Bei dieser "zeitkritischen" Veranstaltung - die Wettbewerbe finden zum größten Teil simultan statt - kommt für die Ausrichter noch erschwerend hinzu, daß die verschiedenen Konkurrenten (alpine und nordische Wettbewerbe, Eisschnellauf, Eishockey, Bob und Rodeln sowie Skispringen) nicht an einem Ort, sondern an fünf verschiedenen Plätzen im Umkreis von 20 Kilometern um Innsbruck abgewickelt werden. Deshalb muß die EDV-Organisation dieser Situation Rechnung tragen und die Austragungsorte mit einem Netz von Leitungen umspannen. Denn an allen Wettkampfstätten müssen die Ergebnisse so schnell wie möglich erfaßt und ausgewertet werden: Die Zuschauer, 3500 Journalisten, die Vertreter der weltweit 10 größten Presseagenturen und - nicht zu vergessen rund 7000 "Offizielle" - warten ungeduldig darauf, wer denn nun Gold, Silber oder Bronze gewonnen hat.

Doppelsysteme HB 61/60

Herzstück des EDV-Netzes sind zwei Doppelsysteme HB 61/60 (kleinstes Mitglied der Serie 60), wobei die zweite Anlage lediglich als Back-Up-Rechner arbeitet, so daß ein - wie heißt es so schön - "hundertprozentiger Ausfallschutz" gegeben ist.
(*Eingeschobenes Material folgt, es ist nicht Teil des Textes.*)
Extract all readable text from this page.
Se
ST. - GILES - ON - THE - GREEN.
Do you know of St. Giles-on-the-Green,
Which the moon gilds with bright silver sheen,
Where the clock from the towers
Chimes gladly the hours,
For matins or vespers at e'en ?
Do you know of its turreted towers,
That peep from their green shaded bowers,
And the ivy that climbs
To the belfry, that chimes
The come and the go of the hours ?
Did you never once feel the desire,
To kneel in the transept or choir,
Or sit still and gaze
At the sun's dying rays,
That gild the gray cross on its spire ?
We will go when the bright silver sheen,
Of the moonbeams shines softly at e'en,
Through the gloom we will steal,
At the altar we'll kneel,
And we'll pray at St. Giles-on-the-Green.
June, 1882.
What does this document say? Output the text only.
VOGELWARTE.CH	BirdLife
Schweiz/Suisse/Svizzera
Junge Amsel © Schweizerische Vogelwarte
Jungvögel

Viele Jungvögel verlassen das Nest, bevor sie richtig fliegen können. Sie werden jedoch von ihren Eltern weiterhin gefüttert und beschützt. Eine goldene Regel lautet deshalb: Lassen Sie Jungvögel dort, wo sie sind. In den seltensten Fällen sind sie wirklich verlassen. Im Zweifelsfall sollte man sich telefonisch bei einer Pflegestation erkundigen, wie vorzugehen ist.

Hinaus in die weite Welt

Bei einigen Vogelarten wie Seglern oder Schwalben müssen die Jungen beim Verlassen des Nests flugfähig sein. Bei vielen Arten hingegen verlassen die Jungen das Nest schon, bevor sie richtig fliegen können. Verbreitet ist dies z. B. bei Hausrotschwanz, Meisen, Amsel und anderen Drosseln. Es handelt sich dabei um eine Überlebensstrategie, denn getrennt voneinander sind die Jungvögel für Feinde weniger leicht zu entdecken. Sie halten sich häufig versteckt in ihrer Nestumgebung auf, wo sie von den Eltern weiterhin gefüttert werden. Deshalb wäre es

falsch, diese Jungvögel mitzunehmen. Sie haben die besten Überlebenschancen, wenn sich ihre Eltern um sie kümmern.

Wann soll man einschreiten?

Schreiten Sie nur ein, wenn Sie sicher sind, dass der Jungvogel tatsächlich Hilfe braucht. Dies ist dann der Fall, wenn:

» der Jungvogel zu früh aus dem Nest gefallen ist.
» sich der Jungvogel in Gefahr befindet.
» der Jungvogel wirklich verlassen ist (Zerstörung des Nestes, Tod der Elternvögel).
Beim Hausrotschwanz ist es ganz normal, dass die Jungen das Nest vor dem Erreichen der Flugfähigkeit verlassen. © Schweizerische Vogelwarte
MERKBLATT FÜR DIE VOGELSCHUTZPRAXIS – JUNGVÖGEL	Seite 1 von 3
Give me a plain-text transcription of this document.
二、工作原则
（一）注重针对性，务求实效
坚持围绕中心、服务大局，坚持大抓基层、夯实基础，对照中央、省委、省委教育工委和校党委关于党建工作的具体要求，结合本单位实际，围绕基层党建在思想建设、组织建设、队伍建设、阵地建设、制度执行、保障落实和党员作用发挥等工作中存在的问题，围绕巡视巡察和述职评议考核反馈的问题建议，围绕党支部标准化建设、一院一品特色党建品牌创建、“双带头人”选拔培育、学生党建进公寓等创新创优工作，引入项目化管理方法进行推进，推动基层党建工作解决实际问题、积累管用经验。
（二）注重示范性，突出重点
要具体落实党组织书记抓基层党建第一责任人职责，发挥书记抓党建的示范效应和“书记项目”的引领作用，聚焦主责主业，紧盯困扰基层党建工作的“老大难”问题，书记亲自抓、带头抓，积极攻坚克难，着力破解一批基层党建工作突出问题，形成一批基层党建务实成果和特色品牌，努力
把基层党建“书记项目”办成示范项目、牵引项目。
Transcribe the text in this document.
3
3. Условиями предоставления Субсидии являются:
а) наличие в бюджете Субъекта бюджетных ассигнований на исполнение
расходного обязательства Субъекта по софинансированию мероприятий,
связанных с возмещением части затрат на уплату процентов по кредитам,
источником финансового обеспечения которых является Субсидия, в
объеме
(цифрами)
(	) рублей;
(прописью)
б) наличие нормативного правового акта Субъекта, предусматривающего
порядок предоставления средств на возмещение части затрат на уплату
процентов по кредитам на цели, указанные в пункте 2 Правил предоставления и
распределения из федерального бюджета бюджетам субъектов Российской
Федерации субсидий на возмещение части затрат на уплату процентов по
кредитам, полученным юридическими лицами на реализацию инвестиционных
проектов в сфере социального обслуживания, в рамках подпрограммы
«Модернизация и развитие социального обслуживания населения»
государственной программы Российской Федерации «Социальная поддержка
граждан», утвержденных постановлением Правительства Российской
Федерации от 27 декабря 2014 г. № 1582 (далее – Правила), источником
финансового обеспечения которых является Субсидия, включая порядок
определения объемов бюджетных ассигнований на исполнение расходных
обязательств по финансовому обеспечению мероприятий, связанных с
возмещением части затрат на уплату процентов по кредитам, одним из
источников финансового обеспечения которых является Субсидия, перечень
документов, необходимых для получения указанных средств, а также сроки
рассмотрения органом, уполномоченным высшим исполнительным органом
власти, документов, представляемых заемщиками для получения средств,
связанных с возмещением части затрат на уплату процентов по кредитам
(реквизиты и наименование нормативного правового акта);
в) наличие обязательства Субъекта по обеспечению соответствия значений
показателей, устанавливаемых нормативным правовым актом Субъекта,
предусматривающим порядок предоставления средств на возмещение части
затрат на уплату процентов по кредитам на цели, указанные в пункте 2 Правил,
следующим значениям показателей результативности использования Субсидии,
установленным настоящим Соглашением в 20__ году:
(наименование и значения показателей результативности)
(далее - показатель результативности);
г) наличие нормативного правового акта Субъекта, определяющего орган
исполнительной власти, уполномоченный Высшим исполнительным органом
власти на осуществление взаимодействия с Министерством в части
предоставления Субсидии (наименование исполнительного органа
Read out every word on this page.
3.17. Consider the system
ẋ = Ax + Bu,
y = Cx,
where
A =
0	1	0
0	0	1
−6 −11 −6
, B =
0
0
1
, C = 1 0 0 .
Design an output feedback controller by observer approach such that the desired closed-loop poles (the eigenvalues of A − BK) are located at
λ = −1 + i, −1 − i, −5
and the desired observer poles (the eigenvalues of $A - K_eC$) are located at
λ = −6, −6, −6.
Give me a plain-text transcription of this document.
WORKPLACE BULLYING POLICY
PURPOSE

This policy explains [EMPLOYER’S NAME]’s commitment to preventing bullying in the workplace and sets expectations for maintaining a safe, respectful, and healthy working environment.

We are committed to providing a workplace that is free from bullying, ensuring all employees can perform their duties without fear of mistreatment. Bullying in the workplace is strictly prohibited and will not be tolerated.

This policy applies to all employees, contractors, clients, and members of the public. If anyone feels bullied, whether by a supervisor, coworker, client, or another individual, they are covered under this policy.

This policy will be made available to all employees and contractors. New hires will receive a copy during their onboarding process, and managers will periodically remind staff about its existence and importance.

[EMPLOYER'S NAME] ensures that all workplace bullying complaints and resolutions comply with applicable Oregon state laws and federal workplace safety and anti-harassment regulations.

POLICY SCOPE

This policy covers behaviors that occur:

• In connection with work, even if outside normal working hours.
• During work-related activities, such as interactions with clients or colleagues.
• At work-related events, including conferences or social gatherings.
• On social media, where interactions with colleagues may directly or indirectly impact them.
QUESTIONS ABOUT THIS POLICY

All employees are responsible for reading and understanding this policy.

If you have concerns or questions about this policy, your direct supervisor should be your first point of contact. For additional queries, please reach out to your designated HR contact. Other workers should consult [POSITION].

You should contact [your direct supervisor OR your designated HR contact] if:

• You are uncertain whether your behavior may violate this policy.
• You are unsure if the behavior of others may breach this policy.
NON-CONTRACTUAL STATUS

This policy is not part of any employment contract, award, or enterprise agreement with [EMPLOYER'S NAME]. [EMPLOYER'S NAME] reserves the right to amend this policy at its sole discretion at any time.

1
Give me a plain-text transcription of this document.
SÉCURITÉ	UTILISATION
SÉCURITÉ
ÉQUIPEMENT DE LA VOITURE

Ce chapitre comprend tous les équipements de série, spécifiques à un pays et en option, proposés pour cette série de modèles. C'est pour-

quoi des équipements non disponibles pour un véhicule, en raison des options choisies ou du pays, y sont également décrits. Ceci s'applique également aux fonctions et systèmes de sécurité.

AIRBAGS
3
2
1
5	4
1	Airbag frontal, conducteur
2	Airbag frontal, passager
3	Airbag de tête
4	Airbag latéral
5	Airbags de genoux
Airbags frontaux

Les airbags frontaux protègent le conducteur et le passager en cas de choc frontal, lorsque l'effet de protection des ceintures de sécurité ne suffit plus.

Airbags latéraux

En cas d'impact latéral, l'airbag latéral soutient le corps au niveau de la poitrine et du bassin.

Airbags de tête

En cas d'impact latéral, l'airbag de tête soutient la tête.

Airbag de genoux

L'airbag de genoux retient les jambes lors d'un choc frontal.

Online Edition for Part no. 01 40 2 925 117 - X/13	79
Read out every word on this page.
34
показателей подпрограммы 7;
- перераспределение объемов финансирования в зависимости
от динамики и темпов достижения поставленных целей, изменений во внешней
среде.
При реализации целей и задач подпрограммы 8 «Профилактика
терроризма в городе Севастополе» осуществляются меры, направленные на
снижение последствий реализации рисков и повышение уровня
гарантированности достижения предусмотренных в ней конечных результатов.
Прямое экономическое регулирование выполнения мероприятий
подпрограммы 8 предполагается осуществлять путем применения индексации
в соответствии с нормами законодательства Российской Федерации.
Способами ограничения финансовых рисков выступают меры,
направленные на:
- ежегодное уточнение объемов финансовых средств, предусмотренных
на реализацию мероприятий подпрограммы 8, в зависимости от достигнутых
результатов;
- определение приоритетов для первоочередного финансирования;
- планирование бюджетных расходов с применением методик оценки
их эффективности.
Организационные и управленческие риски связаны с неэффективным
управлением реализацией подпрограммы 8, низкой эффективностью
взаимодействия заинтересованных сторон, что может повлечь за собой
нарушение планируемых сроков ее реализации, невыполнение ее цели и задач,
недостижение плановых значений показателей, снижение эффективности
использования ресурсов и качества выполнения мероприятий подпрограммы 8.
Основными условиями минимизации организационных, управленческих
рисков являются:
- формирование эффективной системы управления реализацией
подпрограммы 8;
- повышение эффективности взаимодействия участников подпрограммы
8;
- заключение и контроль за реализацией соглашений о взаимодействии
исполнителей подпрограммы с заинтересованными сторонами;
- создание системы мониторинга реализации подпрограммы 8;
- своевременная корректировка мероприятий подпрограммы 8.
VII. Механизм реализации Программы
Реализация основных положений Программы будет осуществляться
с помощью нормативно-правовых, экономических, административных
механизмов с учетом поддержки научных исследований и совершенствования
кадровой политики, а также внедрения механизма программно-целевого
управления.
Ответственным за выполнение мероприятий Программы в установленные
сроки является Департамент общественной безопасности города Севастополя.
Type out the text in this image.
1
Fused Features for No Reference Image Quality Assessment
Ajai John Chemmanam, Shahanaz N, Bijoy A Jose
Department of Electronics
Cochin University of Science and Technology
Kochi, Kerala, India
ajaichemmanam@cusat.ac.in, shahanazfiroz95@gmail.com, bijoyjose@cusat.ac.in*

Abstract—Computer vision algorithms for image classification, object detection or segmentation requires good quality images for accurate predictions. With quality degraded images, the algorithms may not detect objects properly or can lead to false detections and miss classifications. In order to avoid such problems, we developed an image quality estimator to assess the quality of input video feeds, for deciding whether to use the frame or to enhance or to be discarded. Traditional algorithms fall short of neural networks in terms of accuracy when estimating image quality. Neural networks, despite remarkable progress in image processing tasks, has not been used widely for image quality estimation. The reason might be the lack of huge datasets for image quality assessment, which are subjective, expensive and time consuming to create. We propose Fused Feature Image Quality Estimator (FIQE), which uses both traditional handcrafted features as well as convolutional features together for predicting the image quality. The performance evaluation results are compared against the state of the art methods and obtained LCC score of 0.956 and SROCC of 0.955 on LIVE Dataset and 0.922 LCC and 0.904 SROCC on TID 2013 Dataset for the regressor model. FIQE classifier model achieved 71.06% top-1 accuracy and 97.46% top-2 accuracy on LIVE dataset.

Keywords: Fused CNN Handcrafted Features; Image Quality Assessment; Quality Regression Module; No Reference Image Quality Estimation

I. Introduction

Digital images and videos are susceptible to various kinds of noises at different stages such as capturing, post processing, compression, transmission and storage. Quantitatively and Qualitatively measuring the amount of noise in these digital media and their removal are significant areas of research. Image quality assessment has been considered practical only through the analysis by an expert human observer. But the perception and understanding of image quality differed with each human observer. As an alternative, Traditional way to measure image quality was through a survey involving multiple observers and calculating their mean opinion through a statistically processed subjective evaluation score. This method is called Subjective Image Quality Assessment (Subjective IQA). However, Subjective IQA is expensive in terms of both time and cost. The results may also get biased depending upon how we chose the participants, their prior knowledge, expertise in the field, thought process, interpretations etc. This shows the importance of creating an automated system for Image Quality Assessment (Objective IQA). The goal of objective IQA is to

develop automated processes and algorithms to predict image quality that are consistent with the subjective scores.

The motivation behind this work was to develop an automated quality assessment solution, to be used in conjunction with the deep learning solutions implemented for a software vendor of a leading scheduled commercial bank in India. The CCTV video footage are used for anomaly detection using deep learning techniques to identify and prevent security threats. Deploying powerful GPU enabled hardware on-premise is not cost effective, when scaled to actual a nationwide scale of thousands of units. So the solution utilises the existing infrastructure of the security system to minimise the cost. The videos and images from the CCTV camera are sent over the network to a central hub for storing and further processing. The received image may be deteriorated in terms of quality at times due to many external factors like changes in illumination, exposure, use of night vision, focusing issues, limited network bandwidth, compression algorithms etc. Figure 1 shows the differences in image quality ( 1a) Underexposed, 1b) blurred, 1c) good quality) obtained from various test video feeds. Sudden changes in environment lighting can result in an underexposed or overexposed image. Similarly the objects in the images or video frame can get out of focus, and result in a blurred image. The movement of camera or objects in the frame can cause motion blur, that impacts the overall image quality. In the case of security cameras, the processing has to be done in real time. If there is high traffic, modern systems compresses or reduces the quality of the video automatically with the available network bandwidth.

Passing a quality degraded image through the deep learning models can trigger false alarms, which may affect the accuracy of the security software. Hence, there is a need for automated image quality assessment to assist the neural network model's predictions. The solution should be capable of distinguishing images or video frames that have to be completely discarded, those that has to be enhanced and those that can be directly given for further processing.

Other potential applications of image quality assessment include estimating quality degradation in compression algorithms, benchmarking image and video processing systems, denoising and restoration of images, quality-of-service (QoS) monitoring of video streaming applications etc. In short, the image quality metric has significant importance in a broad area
Über Vorschaltrechner, die die Zentraleinheiten von der Verwaltung der hereinkommenden und hinausgehenden Nachrichten entlasten sollen, sind insgesamt 57 druckende und 13 Bildschirm-Terminals in dezentralen Informationszentren eingesetzt. Es handelt sich dabei um die Terminet-300-Terminals von General Electric mit angeschlossenem Hard-Copy-Gerät zum Ausdruck von Nenn- und Ergebnis-Listen, des weiteren um intelligente Honeywell-Dialog-Stationen vom Typ DTS 7200 sowie "Zeichengeneratoren". Diese Nicht-EDV-Hardware wird erstmals bei der TV-Berichterstattung von Olympischen Spielen eingesetzt und setzt digitale Werte aus dem Rechner in Video-Signale um, so daß jede Zwischen- und Endzeit, jede Reihung, jede Vergleichszahl direkt in eine laufende Übertragung auch graphisch eingeblendet werden kann.

Heißer Tag am 14. Februar

Im Zielraum sind zur Steuerung der elektronischen Anzeige-Tafeln, zur schnellen Information der Platzsprecher und Kommentatoren TV-Monitore installiert, auf denen jeweils der neueste Stand einer Konkurrenz angezeigt wird.

All das läuft im Echtzeit-Betrieb ab - am 14. Februar, dem heißesten Tag" der Spiele, werden insgesamt 32 Terminals simultan arbeiten -, während gleichzeitig im Rechenzentrum die Ergebnisse bereits

abgeschlossener Disziplinen im Batch zur Weitergabe an die schreibende Presse ausgedruckt werden.

Wenn Anfang richten Jahres bei den Übertragungen aus Innsbruck, alles klappt, die Ergebnisse ohne Verzögerung kommen, der "Richtige" aufs Treppchen steigt, dann haben Computer einen gut Teil Verdienst daran. Doch wehe, wenn etwas schief geht. Dann bekäme wohl Honeywell die Schuld.